Is it Vogelaug or someone simply imitating him? Hapless cop, Nolan Sharpless (Fred Ward), and his sidekick, son Ben (Fred Koebler), follow the trail leading the audience through a maze of dead ends before discovering the truth. Or do they?
“A thriller which plays with the boundaries of truth” as the promotional blurb would have us believe, reveals itself as a series of one-liners coaxing a trickle of polite guffaws from the audience and leaving us wanting less rather than more.
Lack of feeling
Is Vogelaug dead or alive? Do we really care? The essential failure of the film is its inability to encourage the audience to have any real feeling for the characters. Vogelaug, Sharpless, Logan et al simply become the vehicles for a series of jokes the directors clearly found funny and a look at the quirkier side of Swiss and American life.
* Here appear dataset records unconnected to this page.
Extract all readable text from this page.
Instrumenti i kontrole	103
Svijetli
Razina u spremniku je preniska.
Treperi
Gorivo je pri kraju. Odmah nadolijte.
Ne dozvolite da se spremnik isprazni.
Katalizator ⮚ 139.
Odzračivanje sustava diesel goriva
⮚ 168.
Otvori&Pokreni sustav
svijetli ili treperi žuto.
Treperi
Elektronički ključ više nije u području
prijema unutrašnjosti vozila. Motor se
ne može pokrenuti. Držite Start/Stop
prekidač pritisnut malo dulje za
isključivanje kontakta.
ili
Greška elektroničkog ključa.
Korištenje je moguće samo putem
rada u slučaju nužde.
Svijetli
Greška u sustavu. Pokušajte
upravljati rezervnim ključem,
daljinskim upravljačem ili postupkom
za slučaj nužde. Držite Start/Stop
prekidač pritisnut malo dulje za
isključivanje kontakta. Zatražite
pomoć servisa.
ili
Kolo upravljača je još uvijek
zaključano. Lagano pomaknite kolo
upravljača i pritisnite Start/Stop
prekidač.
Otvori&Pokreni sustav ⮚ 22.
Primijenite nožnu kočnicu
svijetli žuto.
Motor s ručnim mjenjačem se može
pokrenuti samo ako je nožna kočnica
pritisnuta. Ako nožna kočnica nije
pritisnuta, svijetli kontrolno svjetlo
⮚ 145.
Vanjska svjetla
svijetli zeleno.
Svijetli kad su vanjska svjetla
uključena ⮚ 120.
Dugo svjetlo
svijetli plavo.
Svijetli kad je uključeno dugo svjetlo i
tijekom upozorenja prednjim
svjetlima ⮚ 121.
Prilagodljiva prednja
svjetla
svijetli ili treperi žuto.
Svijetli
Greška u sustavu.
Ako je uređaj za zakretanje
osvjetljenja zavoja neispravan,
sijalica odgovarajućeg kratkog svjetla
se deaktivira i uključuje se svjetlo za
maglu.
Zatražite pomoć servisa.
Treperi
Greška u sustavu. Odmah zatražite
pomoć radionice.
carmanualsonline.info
There are some stunning shots of Colorado – Beckner’s home state. And as the film jumps back and forth from the US to Zurich – Huber’s hometown – the two directors show an imaginative use of the array of techniques available to contemporary film makers. The story is followed through video surveillance cameras, the television talkshow format, news broadcasts and the “confessional approach” of many reality-TV programmes.
It took the directors seven years to get the financing for the film. When they pitched Birdseye to potential investors they presented it as though it were a true story, with fake newspaper articles and doctored photographs.
Beckner says some people wanted to believe in the character because they liked the story. And as unlikely a story as it might be, the film spreads enough confusion and leaves enough questions unanswered to make the filmgoer wonder whether Birdseye is fact or purely fiction.